With the combination of sqlite3
and pandas
modules, you can save a pandas data frame directly to a database file.
This is one of the easiest ways to create a simple database file.
import sqlite3 as sql
import pandas as pd
# read the .csv file
df = pd.read_csv("Meteorite_Landings.csv")
# create a connection to our new (empty) database
con = sql.connect("Meteorite_Landings.db")
# update the name of mass column to avoid spaces and special chars
db['mass'] = db['mass (g)']
del db['mass (g)']
# save the dataframe to the database via the connection
df.to_sql(name='landings', con)
Unstructured data
Data that doesn’t conform to a standard tabular format are referred to as unstructured data. For example:
- images,
- videos,
- audio files,
- text documents
For these data we still need to be able to know where it is and where to put new data. In this case we can impose some structure using a directory/file structure. The structure that you use ultimately depends on how you’ll use the data.
For example, imagine that we have a photograph of each of the meteorites represented in our landings
table from the previous exercise.
The images could be organized in one of the following ways:
name.png
<name>/<location>/id.png
<continent>/<year>/id.png
<recclass>/<year>/name.png
<state>/<county>/<year>/<recclass>/id.png
In each of the above examples you can see that there is an intentional grouping and sub-grouping of the files which make sense for a given type of analysis, but will be confusing or tedious to work with for a different type of analysis.
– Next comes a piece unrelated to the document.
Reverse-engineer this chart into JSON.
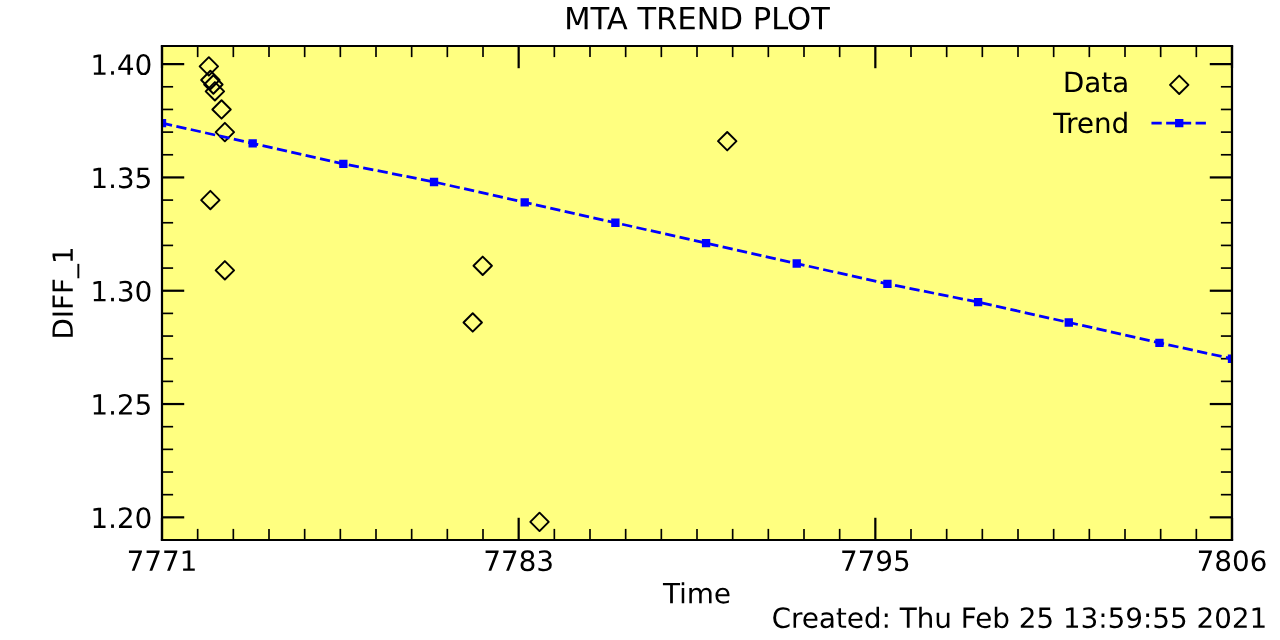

For example, <continent>/<year>/id.png
will be convenient if you are looking at how meteorite monitoring/recovery has progressed in various countries over time, but it will be annoying to work with if you just want to select meteorites with a particular composition.
Whatever choice you make for storing your data, it is a good idea to make a note of this scheme in a file like README.md
or file_structure.txt
, so that you and others can easily navigate it.
You could start to encode extra information into the filenames, and then describe this naming convention in the README.md
file.
A very nice hybrid solution is to use a database to store some information about your image files in a table, and have a column which is the filename/location of the image file.
In our example, this would mean appending a single new column to our existing database table or .csv
file.
In the case where the data are the images, then you would need to start extracting information about the data (meta-data) from each of the files, and then store this in a database or table.
For example if you have a set of video files you could extract the filming location (lat/long), time, duration, filename, and some keywords describing the content.
This solution allows you to query a database to find the files that match some criteria, locate them on disk, and then use some video analysis software on each.
Meta-data
- Think about some of the unstructured data that you collect or create as part of your research work
- Write a short description of what these data are
- Choose 4-5 pieces of metadata that you would store about these data
- Use our shared document to share you description and meta-data
Key Points
Invest time in cleaning and transforming your data
Meta data gives context and makes your data easier to understand
How and where you store your data is important